The Gingerbread house book cover
Book reviews

The Gingerbread House by Kate Beaufoy

There’s a memorable scene in The Gingerbread House (published by Black & White Publishing, in 2017), where Katia, the story’s mute teenage narrator, is quietly hiding in a tree house on the grounds of her grandmother’s countryside home. A gardener has arrived to tend to the lawns of the house, and Katia – as she clandestinely observes his interactions from her hideaway – can’t help wondering if the younger caretaker is flirting with her mother, Tess.

Although he’s some distance away, Katia describes how the gardener looks up at the tree, and through its dense foliage, locks eyes with her, as though he’s aware of her presence, despite not being able to see her. It was a passage that sent a shiver down my spine, and as it eventuated, turned out to be something of a portent.

But I’m getting ahead of myself. The Gingerbread House is the fifteenth novel of Kate Beaufoy – including twelve titles she wrote under the name Kate Thompson – who resides in Ireland. Katia has moved out of the city to help Tess care for her elderly grandmother, who is afflicted by dementia.

Tess, an aspiring novelist, who recently lost her job as an advertising copywriter, believes the quiet setting will be conducive to her writing, but fails to comprehend the commitment necessary to care for husband’s mother, whose condition is far worse than previously believed.
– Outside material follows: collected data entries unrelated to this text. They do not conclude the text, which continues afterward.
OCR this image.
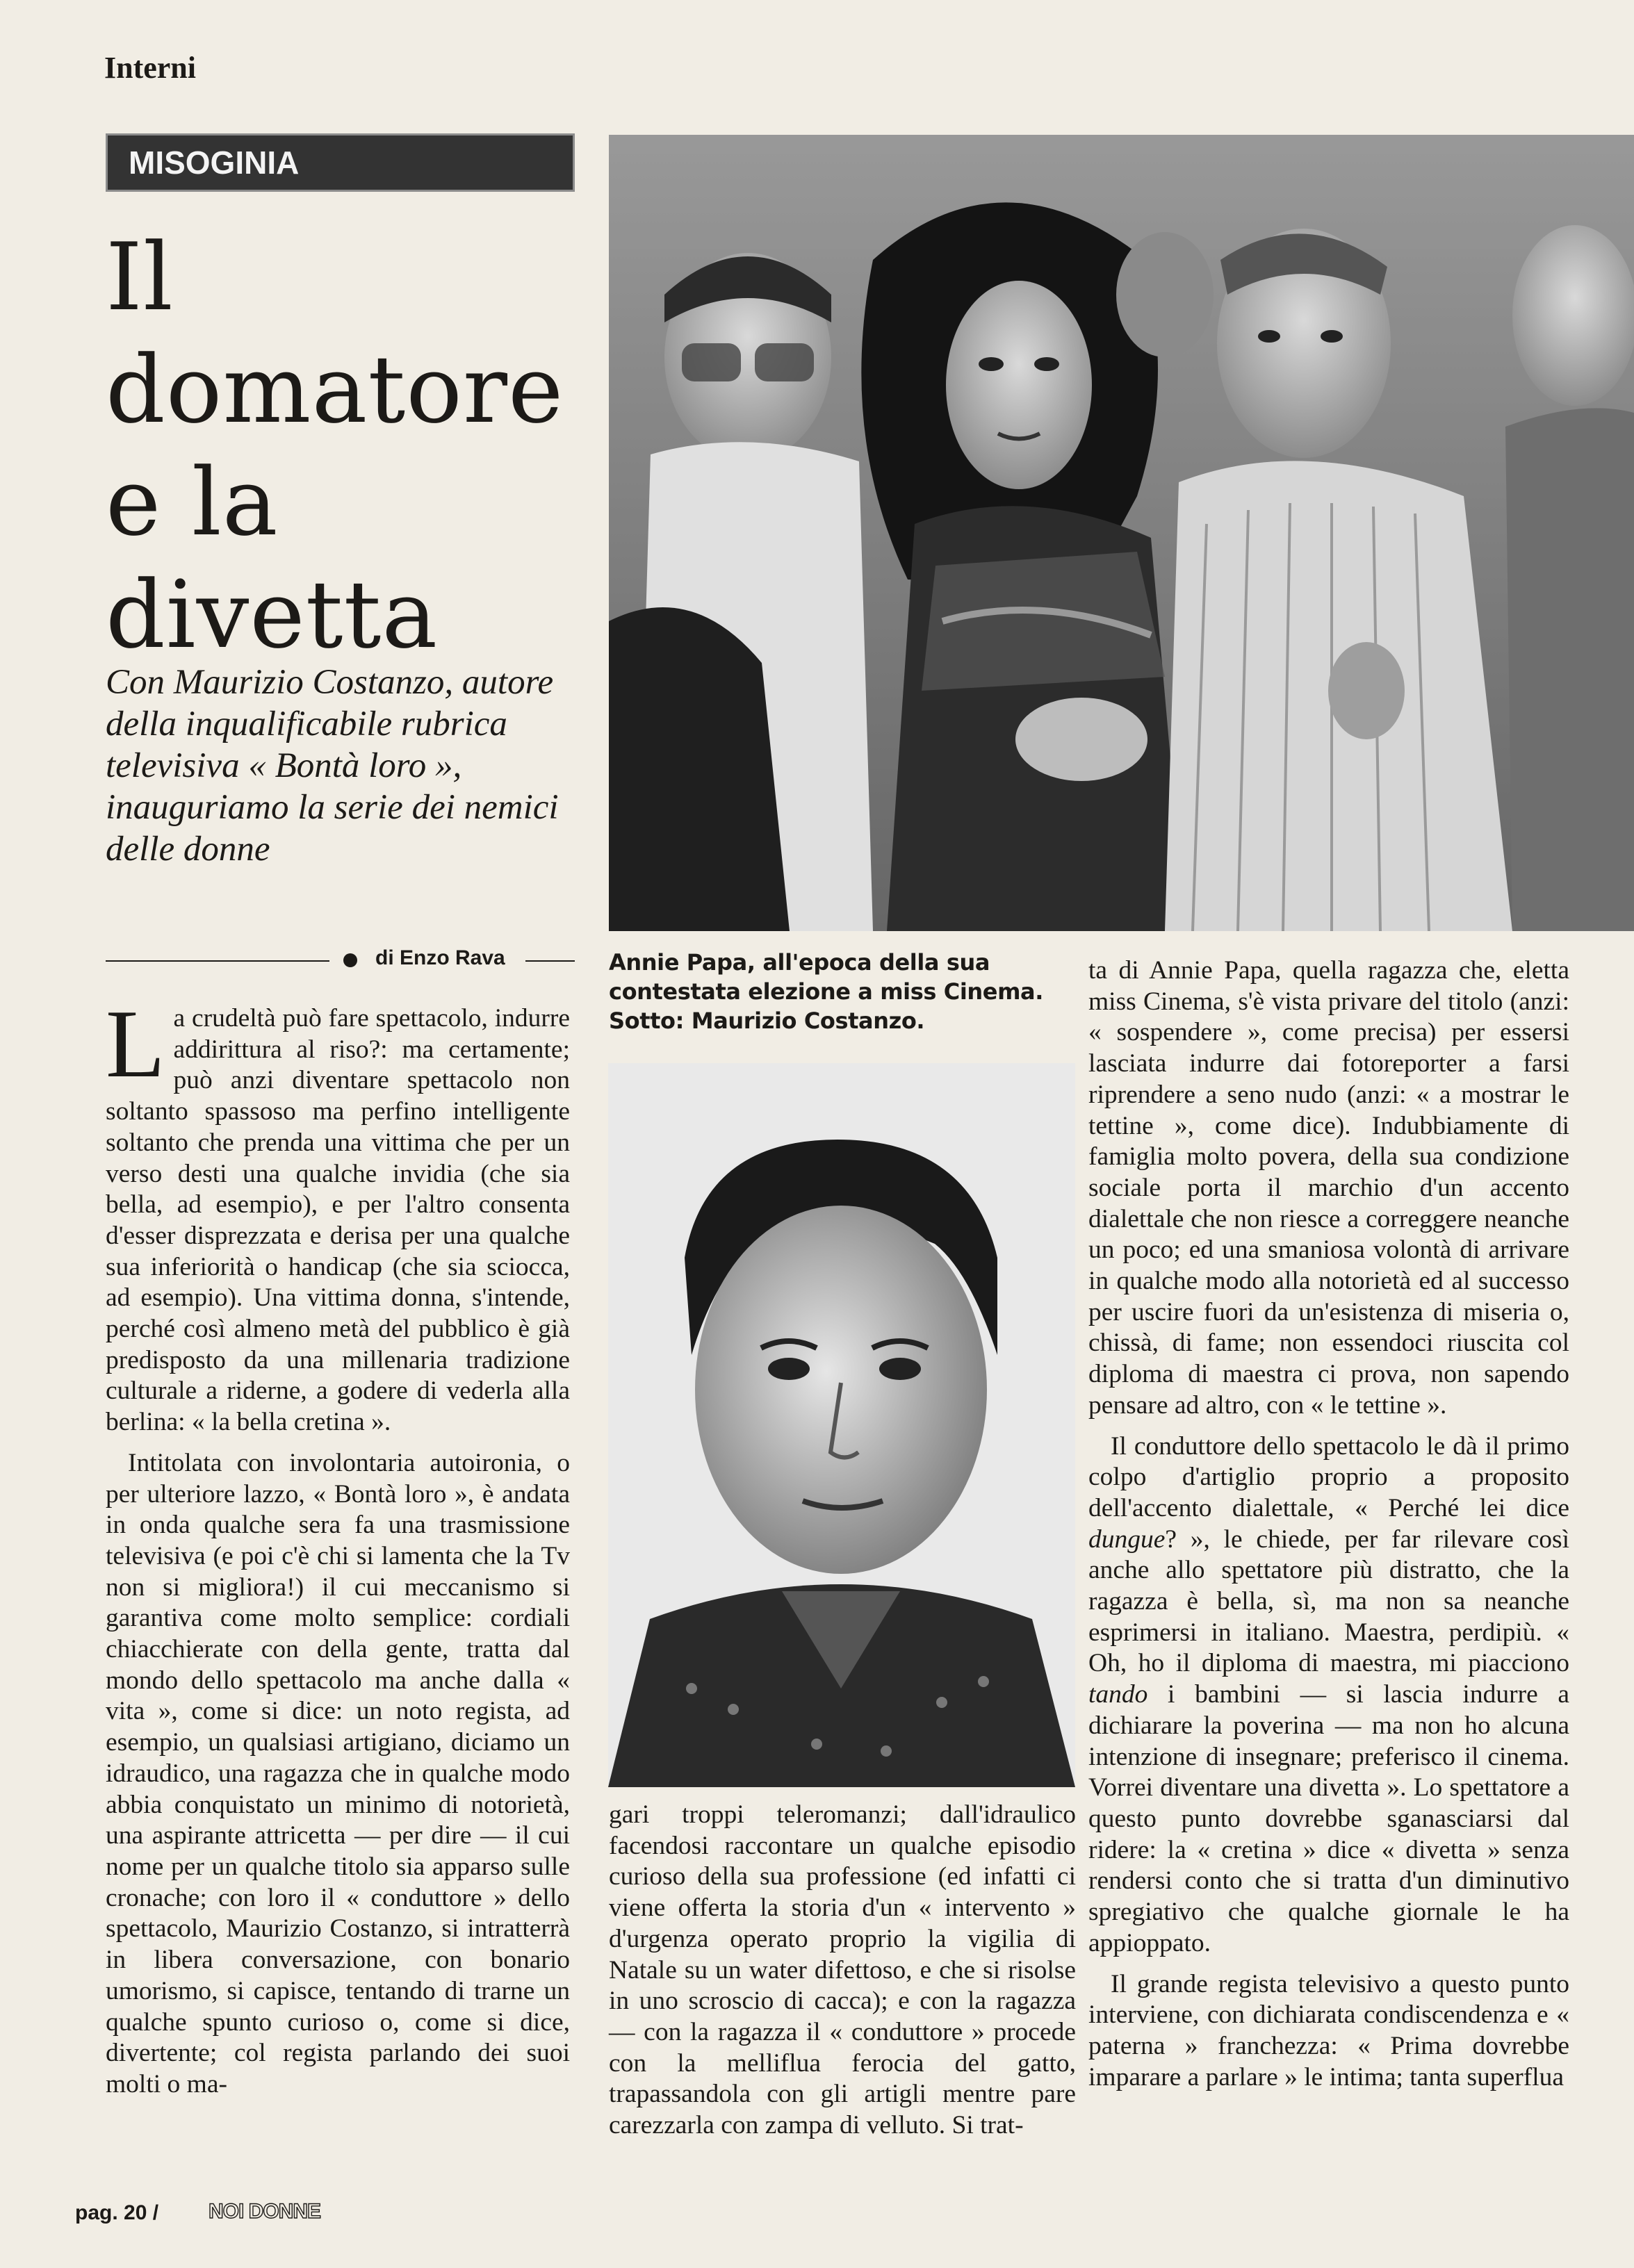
Interni
MISOGINIA
Il
domatore
e la
divetta

Con Maurizio Costanzo, autore della inqualificabile rubrica televisiva « Bontà loro », inauguriamo la serie dei nemici delle donne

di Enzo Rava	Annie Papa, all'epoca della sua contestata elezione a miss Cinema. Sotto: Maurizio Costanzo.

La crudeltà può fare spettacolo, indurre addirittura al riso?: ma certamente; può anzi diventare spettacolo non soltanto spassoso ma perfino intelligente soltanto che prenda una vittima che per un verso desti una qualche invidia (che sia bella, ad esempio), e per l'altro consenta d'esser disprezzata e derisa per una qualche sua inferiorità o handicap (che sia sciocca, ad esempio). Una vittima donna, s'intende, perché così almeno metà del pubblico è già predisposto da una millenaria tradizione culturale a riderne, a godere di vederla alla berlina: « la bella cretina ».

Intitolata con involontaria autoironia, o per ulteriore lazzo, « Bontà loro », è andata in onda qualche sera fa una trasmissione televisiva (e poi c'è chi si lamenta che la Tv non si migliora!) il cui meccanismo si garantiva come molto semplice: cordiali chiacchierate con della gente, tratta dal mondo dello spettacolo ma anche dalla « vita », come si dice: un noto regista, ad esempio, un qualsiasi artigiano, diciamo un idraudico, una ragazza che in qualche modo abbia conquistato un minimo di notorietà, una aspirante attricetta — per dire — il cui nome per un qualche titolo sia apparso sulle cronache; con loro il « conduttore » dello spettacolo, Maurizio Costanzo, si intratterrà in libera conversazione, con bonario umorismo, si capisce, tentando di trarne un qualche spunto curioso o, come si dice, divertente; col regista parlando dei suoi molti o ma-

gari troppi teleromanzi; dall'idraulico facendosi raccontare un qualche episodio curioso della sua professione (ed infatti ci viene offerta la storia d'un « intervento » d'urgenza operato proprio la vigilia di Natale su un water difettoso, e che si risolse in uno scroscio di cacca); e con la ragazza — con la ragazza il « conduttore » procede con la melliflua ferocia del gatto, trapassandola con gli artigli mentre pare carezzarla con zampa di velluto. Si trat-

ta di Annie Papa, quella ragazza che, eletta miss Cinema, s'è vista privare del titolo (anzi: « sospendere », come precisa) per essersi lasciata indurre dai fotoreporter a farsi riprendere a seno nudo (anzi: « a mostrar le tettine », come dice). Indubbiamente di famiglia molto povera, della sua condizione sociale porta il marchio d'un accento dialettale che non riesce a correggere neanche un poco; ed una smaniosa volontà di arrivare in qualche modo alla notorietà ed al successo per uscire fuori da un'esistenza di miseria o, chissà, di fame; non essendoci riuscita col diploma di maestra ci prova, non sapendo pensare ad altro, con « le tettine ».

Il conduttore dello spettacolo le dà il primo colpo d'artiglio proprio a proposito dell'accento dialettale, « Perché lei dice dungue? », le chiede, per far rilevare così anche allo spettatore più distratto, che la ragazza è bella, sì, ma non sa neanche esprimersi in italiano. Maestra, perdipiù. « Oh, ho il diploma di maestra, mi piacciono tando i bambini — si lascia indurre a dichiarare la poverina — ma non ho alcuna intenzione di insegnare; preferisco il cinema. Vorrei diventare una divetta ». Lo spettatore a questo punto dovrebbe sganasciarsi dal ridere: la « cretina » dice « divetta » senza rendersi conto che si tratta d'un diminutivo spregiativo che qualche giornale le ha appioppato.

Il grande regista televisivo a questo punto interviene, con dichiarata condiscendenza e « paterna » franchezza: « Prima dovrebbe imparare a parlare » le intima; tanta superflua

pag. 20 / NOI DONNE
Katia, meanwhile, has plenty of ideas as to what Tess should do, but she is unable to articulate herself.

Despite being powerless to act, selecting Katia as the narrator is an astute choice. An adult depicting an elderly relative’s struggle with a debilitating disease might not be as forthright as Katia, who doesn’t hold back when describing the often uncomfortable aspects of caring for her grandmother.

An adult discussing the same might be more selective with their words, perhaps in an effort to preserve the dignity of the older person, but Katia’s incisive commentary leaves the reader with nowhere to hide. But her grandmother’s illness is not the entirety of The Gingerbread House, Katia too has a story, one that will possibly shock when fully revealed.

And while you shouldn’t judge a book by its cover, I’m forever scouring book covers in search of some clue as to how the story might unfold. The Gingerbread House’s cover artwork includes a house partially immersed in water, yet Katia’s grandmother lives nowhere near any bodies of water. A curious phenomenon surely, but one that makes sense once you’ve finished the book.